To determine the average rating of the documentary based on the students' ratings provided, we can use the information that some students scored below the average (negative values) and others scored above the average (positive values).
Let's denote the average rating of all students as \( A \).
From the table:
- Jennifer: \( A - 12 \) (rating = A - 12)
- Braden: \( A + 5 \) (rating = A + 5)
- Alexandra: \( A + 8 \) (rating = A + 8)
- Christina: \( A - 6 \) (rating = A - 6)
- Franco: \( A - 1 \) (rating = A - 1)
To find the average rating \( A \), we can calculate the overall rating of each student, then consider all ratings together to find the average.
The total ratings can be calculated as follows:
\[ \text{Total Ratings} = (A - 12) + (A + 5) + (A + 8) + (A - 6) + (A - 1) \]
Simplifying the total:
\[ \text{Total Ratings} = 5A - 12 + 5 + 8 - 6 - 1 \] \[ \text{Total Ratings} = 5A - 6 \]

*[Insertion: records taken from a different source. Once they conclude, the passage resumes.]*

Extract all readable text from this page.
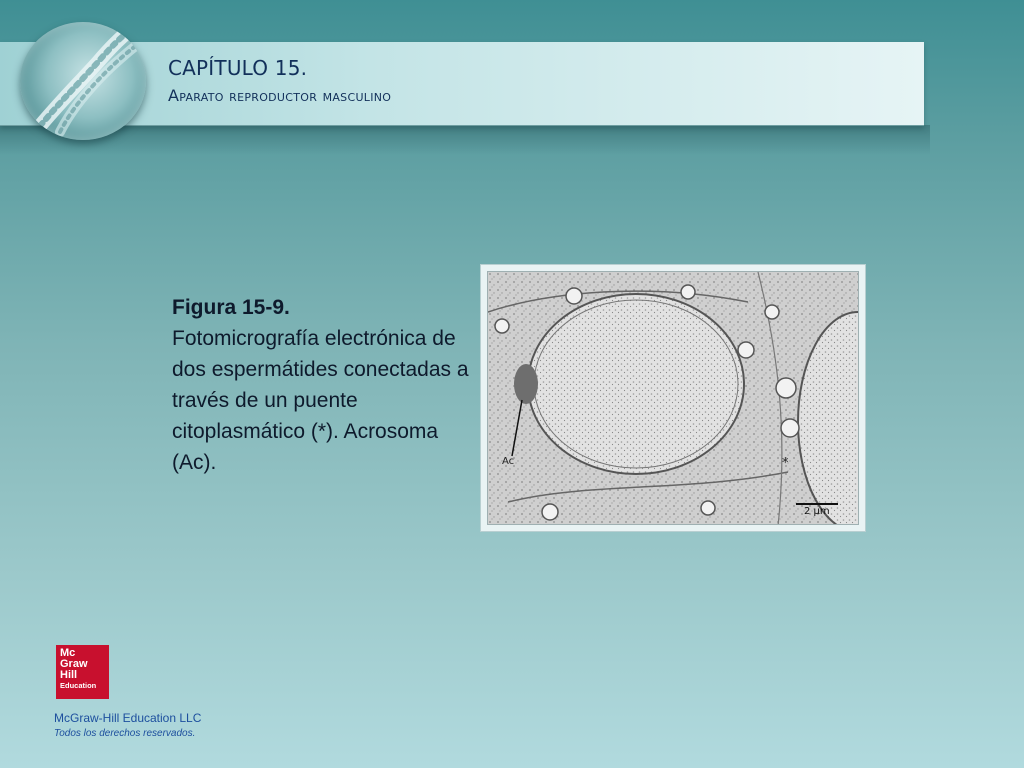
CAPÍTULO 15.
Aparato reproductor masculino
Figura 15-9.
Fotomicrografía electrónica de dos espermátides conectadas a través de un puente citoplasmático (*). Acrosoma (Ac).	Ac	*
2 µm
Mc
Graw
Hill
Education
McGraw-Hill Education LLC
Todos los derechos reservados.
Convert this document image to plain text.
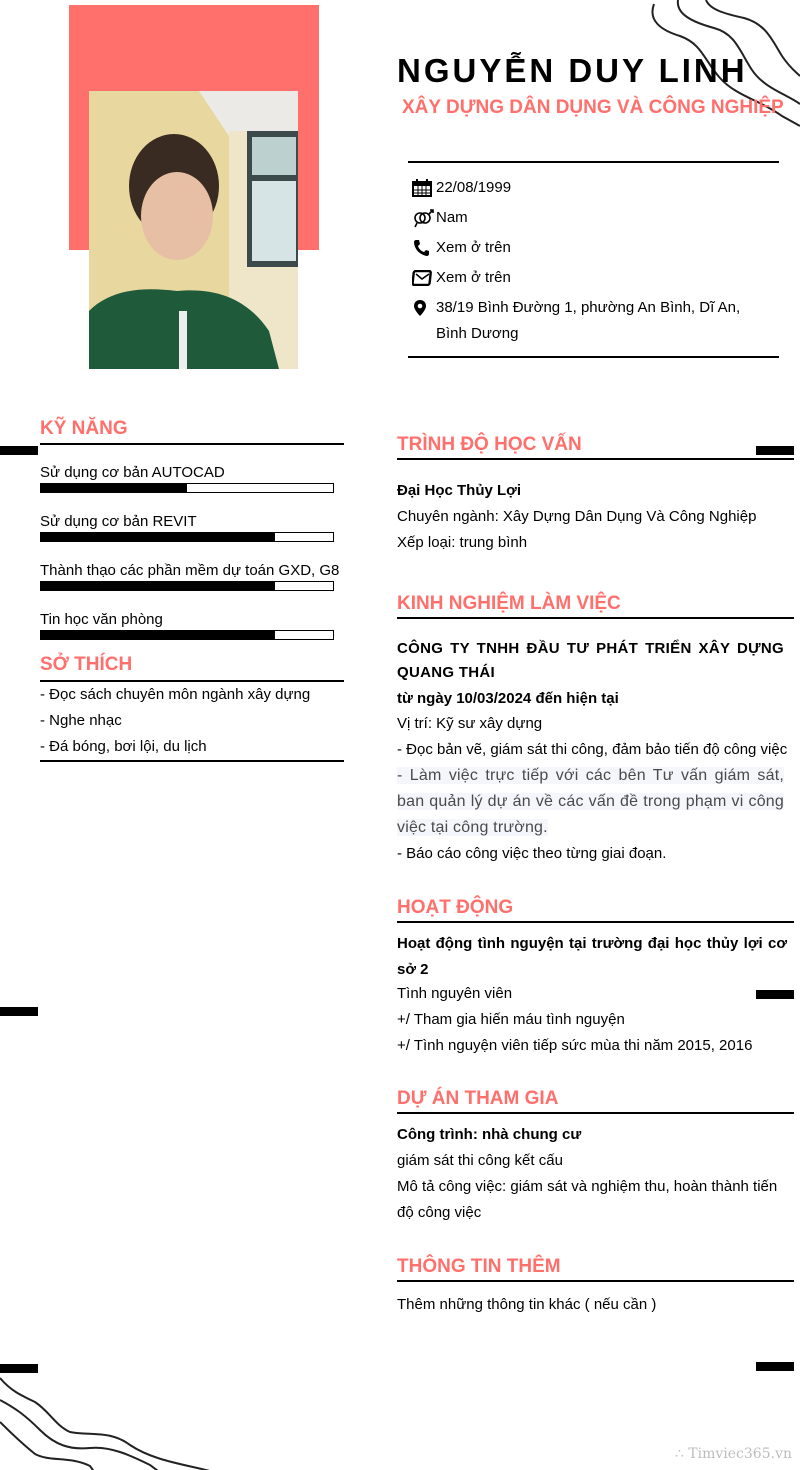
NGUYỄN DUY LINH
XÂY DỰNG DÂN DỤNG VÀ CÔNG NGHIỆP
22/08/1999
Nam
Xem ở trên
Xem ở trên
38/19 Bình Đường 1, phường An Bình, Dĩ An,
Bình Dương
KỸ NĂNG
Sử dụng cơ bản AUTOCAD
Sử dụng cơ bản REVIT
Thành thạo các phần mềm dự toán GXD, G8
Tin học văn phòng
SỞ THÍCH
- Đọc sách chuyên môn ngành xây dựng
- Nghe nhạc
- Đá bóng, bơi lội, du lịch
TRÌNH ĐỘ HỌC VẤN
Đại Học Thủy Lợi
Chuyên ngành: Xây Dựng Dân Dụng Và Công Nghiệp
Xếp loại: trung bình
KINH NGHIỆM LÀM VIỆC
CÔNG TY TNHH ĐẦU TƯ PHÁT TRIỂN XÂY DỰNG QUANG THÁI
từ ngày 10/03/2024 đến hiện tại
Vị trí: Kỹ sư xây dựng
- Đọc bản vẽ, giám sát thi công, đảm bảo tiến độ công việc
- Làm việc trực tiếp với các bên Tư vấn giám sát, ban quản lý dự án về các vấn đề trong phạm vi công việc tại công trường.
- Báo cáo công việc theo từng giai đoạn.
HOẠT ĐỘNG
Hoạt động tình nguyện tại trường đại học thủy lợi cơ sở 2
Tình nguyên viên
+/ Tham gia hiến máu tình nguyện
+/ Tình nguyện viên tiếp sức mùa thi năm 2015, 2016
DỰ ÁN THAM GIA
Công trình: nhà chung cư
giám sát thi công kết cấu
Mô tả công việc: giám sát và nghiệm thu, hoàn thành tiến độ công việc
THÔNG TIN THÊM
Thêm những thông tin khác ( nếu cần )
∴ Timviec365.vn
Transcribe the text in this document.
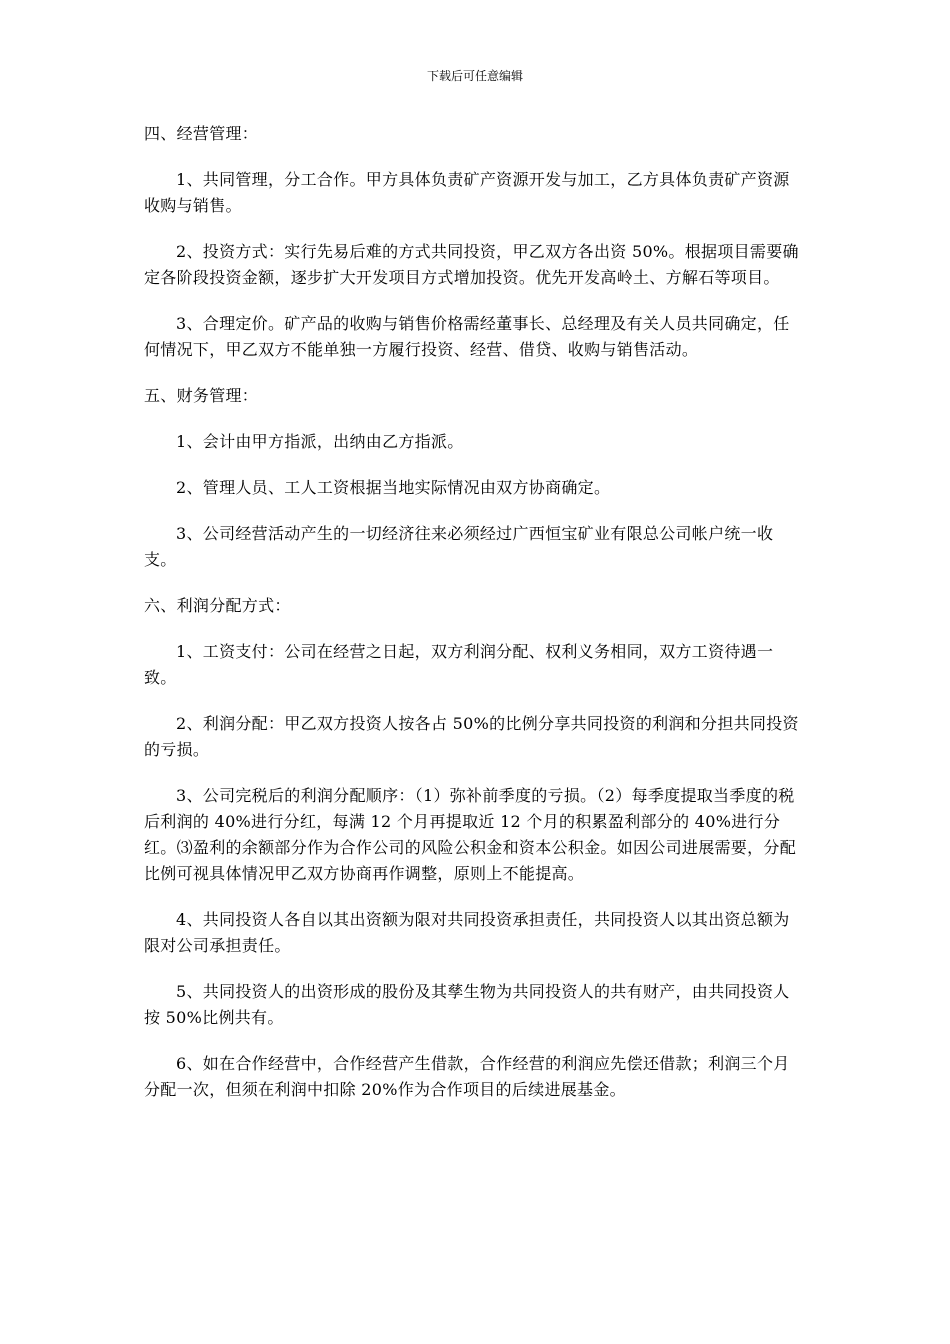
下载后可任意编辑
四、经营管理：
1、共同管理，分工合作。甲方具体负责矿产资源开发与加工，乙方具体负责矿产资源收购与销售。
2、投资方式：实行先易后难的方式共同投资，甲乙双方各出资 50%。根据项目需要确定各阶段投资金额，逐步扩大开发项目方式增加投资。优先开发高岭土、方解石等项目。
3、合理定价。矿产品的收购与销售价格需经董事长、总经理及有关人员共同确定，任何情况下，甲乙双方不能单独一方履行投资、经营、借贷、收购与销售活动。
五、财务管理：
1、会计由甲方指派，出纳由乙方指派。
2、管理人员、工人工资根据当地实际情况由双方协商确定。
3、公司经营活动产生的一切经济往来必须经过广西恒宝矿业有限总公司帐户统一收支。
六、利润分配方式：
1、工资支付：公司在经营之日起，双方利润分配、权利义务相同，双方工资待遇一致。
2、利润分配：甲乙双方投资人按各占 50%的比例分享共同投资的利润和分担共同投资的亏损。
3、公司完税后的利润分配顺序：（1）弥补前季度的亏损。（2）每季度提取当季度的税后利润的 40%进行分红，每满 12 个月再提取近 12 个月的积累盈利部分的 40%进行分红。⑶盈利的余额部分作为合作公司的风险公积金和资本公积金。如因公司进展需要，分配比例可视具体情况甲乙双方协商再作调整，原则上不能提高。
4、共同投资人各自以其出资额为限对共同投资承担责任，共同投资人以其出资总额为限对公司承担责任。
5、共同投资人的出资形成的股份及其孳生物为共同投资人的共有财产，由共同投资人按 50%比例共有。
6、如在合作经营中，合作经营产生借款，合作经营的利润应先偿还借款；利润三个月分配一次，但须在利润中扣除 20%作为合作项目的后续进展基金。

The number of students is 5, so the average rating \( A \) can be expressed as:
\[ A = \frac{5A - 6}{5} \]
Now multiply both sides by 5 to eliminate the fraction:
\[ 5A = 5A - 6 \]
This shows that the equation holds true for any value of \( A \). However, this isn't very helpful without knowing further information about the ratings and their calculations.
We can also note from the individual ratings:
- The total deviation from the average ratings for Jennifer, Christina, Franco (who rated below the average) sums up to -12 - 6 - 1 = -19.
- The total deviation for Braden and Alexandra (who rated above the average) sums up to +5 + 8 = +13.
Thus, total deviations equal -19 + 13 = -6.
To calculate the average rating,
The total deviation indicates that the average itself shifts slightly higher in calculation, considering the sums of their individual scores.
If we set the sum of deviations equal to a determinate rating for calculation, we would need additional specific ratings or information to fully derive a concrete average.
Would you like to make certain assumptions or provide further information to calculate a clear average?